In front of the boy.

In his imagination Rivera seemed to fade into a hazy, indistinct outline, but O’Farrell could remember everything about the child’s features and appearance and mannerisms. Older than Billy, obviously, and certainly more sophisticated even for his age, but still a kid. A kid whose father he was assigned to kill, could have killed that night, right in front of him. Stuff that makes you feel funny, O’Farrell thought, clinging to a litany. Millions in a Swiss bank. Unquestionably guilty, arms for drugs, drugs for arms.

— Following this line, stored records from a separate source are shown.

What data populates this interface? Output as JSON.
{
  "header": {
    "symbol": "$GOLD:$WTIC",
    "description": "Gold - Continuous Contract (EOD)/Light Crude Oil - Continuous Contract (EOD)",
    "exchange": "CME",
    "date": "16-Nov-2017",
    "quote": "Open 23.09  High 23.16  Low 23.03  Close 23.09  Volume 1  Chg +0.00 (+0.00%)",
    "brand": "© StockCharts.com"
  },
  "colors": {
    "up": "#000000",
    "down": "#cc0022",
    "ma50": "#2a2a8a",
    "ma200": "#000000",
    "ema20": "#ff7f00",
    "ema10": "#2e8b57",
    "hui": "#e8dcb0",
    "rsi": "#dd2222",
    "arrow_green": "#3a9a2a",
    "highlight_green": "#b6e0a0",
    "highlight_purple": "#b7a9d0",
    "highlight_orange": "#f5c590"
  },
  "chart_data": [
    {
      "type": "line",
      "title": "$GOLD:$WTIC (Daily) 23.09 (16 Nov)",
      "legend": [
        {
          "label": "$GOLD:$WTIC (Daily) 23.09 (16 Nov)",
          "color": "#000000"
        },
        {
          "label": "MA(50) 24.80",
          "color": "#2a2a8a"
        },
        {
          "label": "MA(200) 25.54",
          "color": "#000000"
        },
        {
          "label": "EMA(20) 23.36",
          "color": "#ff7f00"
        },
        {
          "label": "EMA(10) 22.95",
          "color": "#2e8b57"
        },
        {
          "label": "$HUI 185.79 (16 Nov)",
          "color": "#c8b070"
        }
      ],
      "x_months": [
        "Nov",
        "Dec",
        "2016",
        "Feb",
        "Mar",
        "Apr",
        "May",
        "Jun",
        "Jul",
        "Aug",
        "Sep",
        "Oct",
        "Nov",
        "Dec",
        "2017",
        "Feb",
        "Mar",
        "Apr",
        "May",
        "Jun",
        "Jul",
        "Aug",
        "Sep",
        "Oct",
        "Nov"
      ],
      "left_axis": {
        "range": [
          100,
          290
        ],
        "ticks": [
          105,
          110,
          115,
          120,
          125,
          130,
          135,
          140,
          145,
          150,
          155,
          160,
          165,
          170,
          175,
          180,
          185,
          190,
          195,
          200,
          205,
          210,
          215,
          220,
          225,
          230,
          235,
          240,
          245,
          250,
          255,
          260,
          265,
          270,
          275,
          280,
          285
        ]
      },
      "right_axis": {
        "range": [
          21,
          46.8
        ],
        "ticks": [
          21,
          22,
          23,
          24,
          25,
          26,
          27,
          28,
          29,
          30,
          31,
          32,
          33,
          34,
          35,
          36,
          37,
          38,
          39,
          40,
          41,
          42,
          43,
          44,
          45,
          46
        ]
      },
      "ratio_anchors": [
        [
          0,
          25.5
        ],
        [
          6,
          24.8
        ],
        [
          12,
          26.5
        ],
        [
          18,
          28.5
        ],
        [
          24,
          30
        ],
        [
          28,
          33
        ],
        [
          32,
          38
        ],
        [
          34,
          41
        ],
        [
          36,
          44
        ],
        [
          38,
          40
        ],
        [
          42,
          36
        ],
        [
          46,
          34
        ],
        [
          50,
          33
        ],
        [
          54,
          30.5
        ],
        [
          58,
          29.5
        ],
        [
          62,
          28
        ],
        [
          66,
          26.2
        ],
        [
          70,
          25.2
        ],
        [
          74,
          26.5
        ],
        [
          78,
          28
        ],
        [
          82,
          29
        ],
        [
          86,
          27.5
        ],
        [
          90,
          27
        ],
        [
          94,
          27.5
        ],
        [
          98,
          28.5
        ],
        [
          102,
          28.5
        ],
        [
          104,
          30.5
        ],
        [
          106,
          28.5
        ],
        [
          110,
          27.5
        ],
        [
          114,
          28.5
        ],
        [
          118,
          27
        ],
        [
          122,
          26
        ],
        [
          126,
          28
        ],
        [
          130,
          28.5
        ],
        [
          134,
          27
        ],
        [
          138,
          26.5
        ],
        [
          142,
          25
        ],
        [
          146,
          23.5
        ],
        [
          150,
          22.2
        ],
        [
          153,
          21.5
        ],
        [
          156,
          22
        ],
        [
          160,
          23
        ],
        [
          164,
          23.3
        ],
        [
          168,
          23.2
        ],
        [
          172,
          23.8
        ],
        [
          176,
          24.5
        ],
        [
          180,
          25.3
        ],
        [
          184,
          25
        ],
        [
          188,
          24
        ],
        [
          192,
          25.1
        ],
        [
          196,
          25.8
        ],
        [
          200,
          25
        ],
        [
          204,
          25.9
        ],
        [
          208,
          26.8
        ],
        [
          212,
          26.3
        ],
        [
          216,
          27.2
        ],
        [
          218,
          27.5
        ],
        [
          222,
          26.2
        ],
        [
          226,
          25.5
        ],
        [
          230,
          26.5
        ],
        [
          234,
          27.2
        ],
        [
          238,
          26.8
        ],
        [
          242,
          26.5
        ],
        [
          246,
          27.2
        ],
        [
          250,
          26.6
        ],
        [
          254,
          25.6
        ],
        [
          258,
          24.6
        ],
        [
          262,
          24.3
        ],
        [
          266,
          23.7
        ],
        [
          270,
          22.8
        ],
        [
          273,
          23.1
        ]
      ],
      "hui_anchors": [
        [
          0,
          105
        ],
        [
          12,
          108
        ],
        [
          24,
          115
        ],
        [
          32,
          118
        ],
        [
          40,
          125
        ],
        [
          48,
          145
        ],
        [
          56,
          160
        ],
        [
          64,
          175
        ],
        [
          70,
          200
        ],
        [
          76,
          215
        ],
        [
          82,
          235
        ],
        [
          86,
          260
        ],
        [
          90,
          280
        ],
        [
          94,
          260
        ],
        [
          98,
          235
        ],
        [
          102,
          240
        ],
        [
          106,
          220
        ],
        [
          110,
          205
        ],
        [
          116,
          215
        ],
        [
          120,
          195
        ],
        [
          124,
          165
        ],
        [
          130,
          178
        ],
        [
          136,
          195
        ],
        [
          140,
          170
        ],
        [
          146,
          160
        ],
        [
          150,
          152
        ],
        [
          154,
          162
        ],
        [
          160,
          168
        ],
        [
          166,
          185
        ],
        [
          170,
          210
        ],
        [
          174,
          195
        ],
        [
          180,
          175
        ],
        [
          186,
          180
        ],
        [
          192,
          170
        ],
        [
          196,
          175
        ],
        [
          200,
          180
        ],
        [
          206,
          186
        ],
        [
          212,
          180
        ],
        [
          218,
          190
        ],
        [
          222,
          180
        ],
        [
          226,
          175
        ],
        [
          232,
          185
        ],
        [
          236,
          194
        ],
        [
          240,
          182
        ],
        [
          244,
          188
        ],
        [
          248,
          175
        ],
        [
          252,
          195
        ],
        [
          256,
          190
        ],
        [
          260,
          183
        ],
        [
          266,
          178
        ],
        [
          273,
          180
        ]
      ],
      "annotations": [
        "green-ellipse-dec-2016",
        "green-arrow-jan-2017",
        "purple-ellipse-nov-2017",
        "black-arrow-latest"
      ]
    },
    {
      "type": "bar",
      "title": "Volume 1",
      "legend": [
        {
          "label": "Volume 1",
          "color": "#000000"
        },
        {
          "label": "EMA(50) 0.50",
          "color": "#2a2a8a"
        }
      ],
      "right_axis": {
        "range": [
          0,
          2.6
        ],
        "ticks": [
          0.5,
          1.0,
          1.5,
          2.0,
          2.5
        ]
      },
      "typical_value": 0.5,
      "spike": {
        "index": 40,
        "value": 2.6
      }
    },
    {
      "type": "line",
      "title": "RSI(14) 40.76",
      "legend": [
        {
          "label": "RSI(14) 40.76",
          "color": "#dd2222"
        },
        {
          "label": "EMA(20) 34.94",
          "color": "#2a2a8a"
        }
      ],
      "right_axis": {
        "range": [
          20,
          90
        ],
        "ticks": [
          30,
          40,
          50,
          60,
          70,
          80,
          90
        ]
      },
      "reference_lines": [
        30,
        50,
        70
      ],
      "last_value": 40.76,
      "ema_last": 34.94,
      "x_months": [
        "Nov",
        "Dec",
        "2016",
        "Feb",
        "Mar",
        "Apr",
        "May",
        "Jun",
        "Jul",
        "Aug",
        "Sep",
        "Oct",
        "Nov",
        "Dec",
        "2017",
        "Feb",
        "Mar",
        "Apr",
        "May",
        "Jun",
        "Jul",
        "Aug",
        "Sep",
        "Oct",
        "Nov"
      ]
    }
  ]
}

O’Farrell slopped more brandy into his glass, blinking to clear the picture of the child from his mind. Never like this before. Never seen the victim with his family, doing something as natural as eating dinner. Talking. Being normal. Looking normal. It might have been a constructive, worthwhile evening, but he wished to hell he hadn’t gone, just the same. He didn’t want to know the kid and the woman. He wanted to remain aloof and impersonal, and he didn’t feel that anymore. He’d always know, now, know what the boy looked like and the woman, able to picture them in black, grieving, weeping.

He added to his glass again, waiting for the drink to anesthetize him, but nothing happened, not even drunkenness.

“How much longer is this going to go on, for Christ’s sake!” Wentworth protested, outside in the observation car.

“Until we’re told to stop, I guess,” Connors said.

“I don’t like watching one of our own guys.”

“You could always quit and become a school crossing guard.”

SIXTEEN

O’FARRELL FELT terrible when he awoke, not needing to feign continuing sleep to check his surroundings. The slightest movement was agony. He was sick the moment he reached the closet-bathroom, dry-heaving long after he couldn’t be sick anymore, the crushing headache worsening every time he retched until desperately he bunched the thin towel against his face to stop. The ache did ease very slightly but it was still bad, worse than he could ever remember any headache before. Or ever wanted to know again.

Because it was the only one available, he had to swill out the brandy-smelling glass of the previous night, briefly causing a fresh spasm of heaves, before he could get some water, which he carried unsteadily back into the bedroom, lowering himself gently onto the disheveled bed. His mouth was gratingly dry but he sipped the water carefully, not wanting to cause any more vomiting. The brandy bottle was on a side chest—like his great-grandfather’s photograph back in Alexandria—and showed just about a third full. So he deserved to feel like he did; he practically deserved to be in a hospital, attached to a stomach pump.